Testifying before the Senate Judiciary Committee on Wednesday, Lee repeatedly disavowed several of the most controversial statements he made in articles he wrote in college and last decade.

Lee told Feinstein, the senior Democrat on the committee, he was "embarrassed" by one article he wrote for a conservative college newspaper in 1994, in which he claimed "nine out 10 people with AIDS are gay or drug users."

"I truly regret writing that" Lee said.

Asked if still holds the views he laid out in another piece questioning the credibility of women who accused a college professor of sexual harassment, Lee replied, "I do not."

"I think when I was young, my views weren't nuanced," Lee explained at another point. He also blamed a "lack of maturity."

That did not appear to satisfy California's two senators. Harris pointed out that Lee has made controversial assertions in articles published last decade, after he become an attorney, on subjects ranging from voting rights to immigration.

But unless Democrats can persuade two Republicans to break with their party and vote against Lee, he will be confirmed regardless of where the home state senators stand.
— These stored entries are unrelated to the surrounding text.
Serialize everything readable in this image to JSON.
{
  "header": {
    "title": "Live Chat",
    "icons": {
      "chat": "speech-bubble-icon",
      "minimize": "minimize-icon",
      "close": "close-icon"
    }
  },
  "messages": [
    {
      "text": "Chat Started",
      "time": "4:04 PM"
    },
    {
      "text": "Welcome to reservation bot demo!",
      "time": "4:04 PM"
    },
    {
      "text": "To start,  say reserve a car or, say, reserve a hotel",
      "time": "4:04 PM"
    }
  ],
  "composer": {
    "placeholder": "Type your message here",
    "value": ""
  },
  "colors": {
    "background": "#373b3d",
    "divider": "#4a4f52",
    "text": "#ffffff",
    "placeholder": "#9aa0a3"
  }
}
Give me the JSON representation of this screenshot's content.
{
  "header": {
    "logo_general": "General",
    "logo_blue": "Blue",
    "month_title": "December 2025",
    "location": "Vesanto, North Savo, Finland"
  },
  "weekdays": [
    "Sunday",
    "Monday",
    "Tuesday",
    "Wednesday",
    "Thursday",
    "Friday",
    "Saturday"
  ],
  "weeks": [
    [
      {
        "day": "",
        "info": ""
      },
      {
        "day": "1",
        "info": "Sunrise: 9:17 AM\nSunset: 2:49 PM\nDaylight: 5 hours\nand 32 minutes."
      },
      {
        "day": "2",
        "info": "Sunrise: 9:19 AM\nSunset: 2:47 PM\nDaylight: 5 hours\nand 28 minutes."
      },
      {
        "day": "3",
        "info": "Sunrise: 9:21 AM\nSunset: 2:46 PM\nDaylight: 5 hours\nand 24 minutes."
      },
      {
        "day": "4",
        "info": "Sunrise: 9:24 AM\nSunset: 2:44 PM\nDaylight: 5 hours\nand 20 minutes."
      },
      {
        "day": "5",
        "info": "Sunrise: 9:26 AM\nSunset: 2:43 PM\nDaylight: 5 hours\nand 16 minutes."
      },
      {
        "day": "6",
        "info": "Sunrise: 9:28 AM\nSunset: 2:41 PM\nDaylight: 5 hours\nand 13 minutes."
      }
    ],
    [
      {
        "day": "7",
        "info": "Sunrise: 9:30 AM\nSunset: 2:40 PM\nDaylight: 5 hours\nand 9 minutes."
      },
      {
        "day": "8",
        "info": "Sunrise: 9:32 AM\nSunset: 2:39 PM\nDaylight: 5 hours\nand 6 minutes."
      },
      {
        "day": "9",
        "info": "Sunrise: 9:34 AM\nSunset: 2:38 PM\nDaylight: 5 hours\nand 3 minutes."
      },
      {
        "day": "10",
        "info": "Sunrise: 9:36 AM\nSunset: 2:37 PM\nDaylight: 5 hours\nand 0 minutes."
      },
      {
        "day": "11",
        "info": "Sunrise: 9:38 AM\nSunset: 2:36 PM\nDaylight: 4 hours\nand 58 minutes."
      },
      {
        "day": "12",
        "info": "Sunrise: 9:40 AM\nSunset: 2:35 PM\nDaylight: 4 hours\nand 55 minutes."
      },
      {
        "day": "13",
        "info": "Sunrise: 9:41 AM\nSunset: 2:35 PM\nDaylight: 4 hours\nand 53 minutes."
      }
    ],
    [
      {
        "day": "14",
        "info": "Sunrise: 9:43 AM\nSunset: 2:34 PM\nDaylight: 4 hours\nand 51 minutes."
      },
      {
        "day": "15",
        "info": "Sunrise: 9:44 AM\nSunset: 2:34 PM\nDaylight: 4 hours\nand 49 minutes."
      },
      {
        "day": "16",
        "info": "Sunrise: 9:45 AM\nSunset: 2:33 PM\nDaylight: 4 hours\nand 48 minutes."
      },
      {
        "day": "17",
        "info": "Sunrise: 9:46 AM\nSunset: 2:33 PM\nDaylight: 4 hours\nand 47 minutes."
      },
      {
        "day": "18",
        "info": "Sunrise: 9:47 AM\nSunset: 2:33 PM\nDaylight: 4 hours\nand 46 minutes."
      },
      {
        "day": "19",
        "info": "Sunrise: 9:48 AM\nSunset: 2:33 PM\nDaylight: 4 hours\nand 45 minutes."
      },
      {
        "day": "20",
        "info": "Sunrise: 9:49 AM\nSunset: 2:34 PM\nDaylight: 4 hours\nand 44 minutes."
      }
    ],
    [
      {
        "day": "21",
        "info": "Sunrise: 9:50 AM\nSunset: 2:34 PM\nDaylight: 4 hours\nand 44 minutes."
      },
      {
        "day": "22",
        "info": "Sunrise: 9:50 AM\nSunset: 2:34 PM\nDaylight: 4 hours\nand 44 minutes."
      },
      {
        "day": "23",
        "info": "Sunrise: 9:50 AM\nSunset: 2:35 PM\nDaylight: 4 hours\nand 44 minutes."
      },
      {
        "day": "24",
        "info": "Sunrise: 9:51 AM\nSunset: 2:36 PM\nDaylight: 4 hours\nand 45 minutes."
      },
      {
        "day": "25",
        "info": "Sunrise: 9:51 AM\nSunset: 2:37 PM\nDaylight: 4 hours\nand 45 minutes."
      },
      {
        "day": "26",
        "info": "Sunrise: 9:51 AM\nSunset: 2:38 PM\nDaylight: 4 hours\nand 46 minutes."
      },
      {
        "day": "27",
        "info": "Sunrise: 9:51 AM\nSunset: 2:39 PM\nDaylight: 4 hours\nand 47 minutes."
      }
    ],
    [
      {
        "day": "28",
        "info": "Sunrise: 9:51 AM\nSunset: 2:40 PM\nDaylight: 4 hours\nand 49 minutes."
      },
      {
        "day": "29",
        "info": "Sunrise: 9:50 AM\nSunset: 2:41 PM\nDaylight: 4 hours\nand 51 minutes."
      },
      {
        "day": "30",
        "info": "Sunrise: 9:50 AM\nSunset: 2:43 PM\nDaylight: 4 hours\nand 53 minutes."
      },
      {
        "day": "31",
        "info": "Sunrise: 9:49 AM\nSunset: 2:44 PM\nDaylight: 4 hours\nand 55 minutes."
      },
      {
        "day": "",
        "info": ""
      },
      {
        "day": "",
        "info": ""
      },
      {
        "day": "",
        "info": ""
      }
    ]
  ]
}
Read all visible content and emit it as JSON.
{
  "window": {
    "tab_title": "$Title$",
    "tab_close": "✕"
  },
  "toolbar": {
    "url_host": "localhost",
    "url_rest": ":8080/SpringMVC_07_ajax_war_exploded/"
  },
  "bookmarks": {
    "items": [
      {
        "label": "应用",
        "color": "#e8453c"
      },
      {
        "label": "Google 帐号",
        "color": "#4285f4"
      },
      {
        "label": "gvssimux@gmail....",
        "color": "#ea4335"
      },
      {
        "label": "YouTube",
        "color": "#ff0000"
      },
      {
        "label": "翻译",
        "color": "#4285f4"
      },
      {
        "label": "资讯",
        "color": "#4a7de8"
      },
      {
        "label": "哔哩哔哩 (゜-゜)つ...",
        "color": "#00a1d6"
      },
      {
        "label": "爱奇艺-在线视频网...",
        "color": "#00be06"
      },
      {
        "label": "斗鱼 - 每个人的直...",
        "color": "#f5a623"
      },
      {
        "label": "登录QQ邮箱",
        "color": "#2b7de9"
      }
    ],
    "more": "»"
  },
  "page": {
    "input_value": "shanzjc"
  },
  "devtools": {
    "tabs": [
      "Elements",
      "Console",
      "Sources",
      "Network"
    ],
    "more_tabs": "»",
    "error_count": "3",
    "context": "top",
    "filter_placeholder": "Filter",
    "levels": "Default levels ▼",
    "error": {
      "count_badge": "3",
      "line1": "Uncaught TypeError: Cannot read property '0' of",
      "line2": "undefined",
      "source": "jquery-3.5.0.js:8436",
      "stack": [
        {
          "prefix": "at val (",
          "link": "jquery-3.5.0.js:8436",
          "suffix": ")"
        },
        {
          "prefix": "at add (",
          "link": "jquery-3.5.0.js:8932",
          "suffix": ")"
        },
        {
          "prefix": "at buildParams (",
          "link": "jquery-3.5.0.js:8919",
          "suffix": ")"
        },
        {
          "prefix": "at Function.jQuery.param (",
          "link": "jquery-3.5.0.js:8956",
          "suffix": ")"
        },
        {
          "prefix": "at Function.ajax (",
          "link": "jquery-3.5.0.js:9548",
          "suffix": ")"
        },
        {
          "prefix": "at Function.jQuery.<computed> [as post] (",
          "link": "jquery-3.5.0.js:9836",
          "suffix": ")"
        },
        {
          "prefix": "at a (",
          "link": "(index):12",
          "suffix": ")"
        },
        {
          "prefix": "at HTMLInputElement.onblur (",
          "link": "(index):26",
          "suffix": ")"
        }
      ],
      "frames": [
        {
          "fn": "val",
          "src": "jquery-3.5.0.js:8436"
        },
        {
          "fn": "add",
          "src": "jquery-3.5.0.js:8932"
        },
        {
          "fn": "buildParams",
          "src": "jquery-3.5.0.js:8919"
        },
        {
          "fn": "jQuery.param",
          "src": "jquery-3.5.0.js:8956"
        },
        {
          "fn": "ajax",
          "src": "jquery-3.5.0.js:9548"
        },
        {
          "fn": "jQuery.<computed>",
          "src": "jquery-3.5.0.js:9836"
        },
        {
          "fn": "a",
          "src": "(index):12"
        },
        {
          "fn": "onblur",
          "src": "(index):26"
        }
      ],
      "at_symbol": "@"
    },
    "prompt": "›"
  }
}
That's a break from past practice. Traditionally, the Senate has not considered judicial nominees who did not receive what's known as a "blue slip" from both senators that represent the state where the court is based. Senate Republicans, at the Trump administration's urging, have brushed aside that tradition in several cases, moving forward with a nominee absent one or both of the home state senators' blessing.

Neither Feinstein nor Harris has returned their blue slips for Lee or Daniel Collins, another Los Angeles-based attorney that President Donald Trump has nominated for a 9th Circuit Appeals Court vacancy.

The White House nominated both Lee and Collins in January, after more than a year of negotiations with Feinstein and Harris' offices failed to produce a compromise.

"I think there's been a lot of consultation here," Graham said at Wednesday's hearing. "From my point of view, I think it's time to move on."

Feinstein retorted: "Around here, what goes around comes around. And the blue slip in the 25 years I've been on this committee has been an effective way to ensure that home state senators, regardless of party have a say on the nominees ... whose decisions will directly impact their constituents."

The 9th Circuit's decisions affect California's millions of residents, as well as in Washington, Oregon, Nevada, Idaho, Montana, Arizona, Alaska and Hawaii, which are also part of its jurisdiction. The court also has a history of deciding politically charged cases that reverberate across the country.

It's a particular target for conservatives, and a frequent foil for Trump over his first two years in office. The president recently complained that "you cannot win _ if you're us _ a case in the 9th Circuit and I think it's a disgrace."

Indeed the court has struck down several of the White House's most controversial policies, including the president's travel ban on people from several Muslim-majority countries and the White House's attempts to withhold federal funds from sanctuary cities.

Most recently, judges on the 9th Circuit Court ruled against the Trump administration in an ongoing legal fight over new Department of Homeland Security rules limiting access to asylum-seekers at the U.S.-Mexico border. And it is hearing arguments in the Trump administration's 2018 lawsuit against California for its sanctuary policies on undocumented immigrants.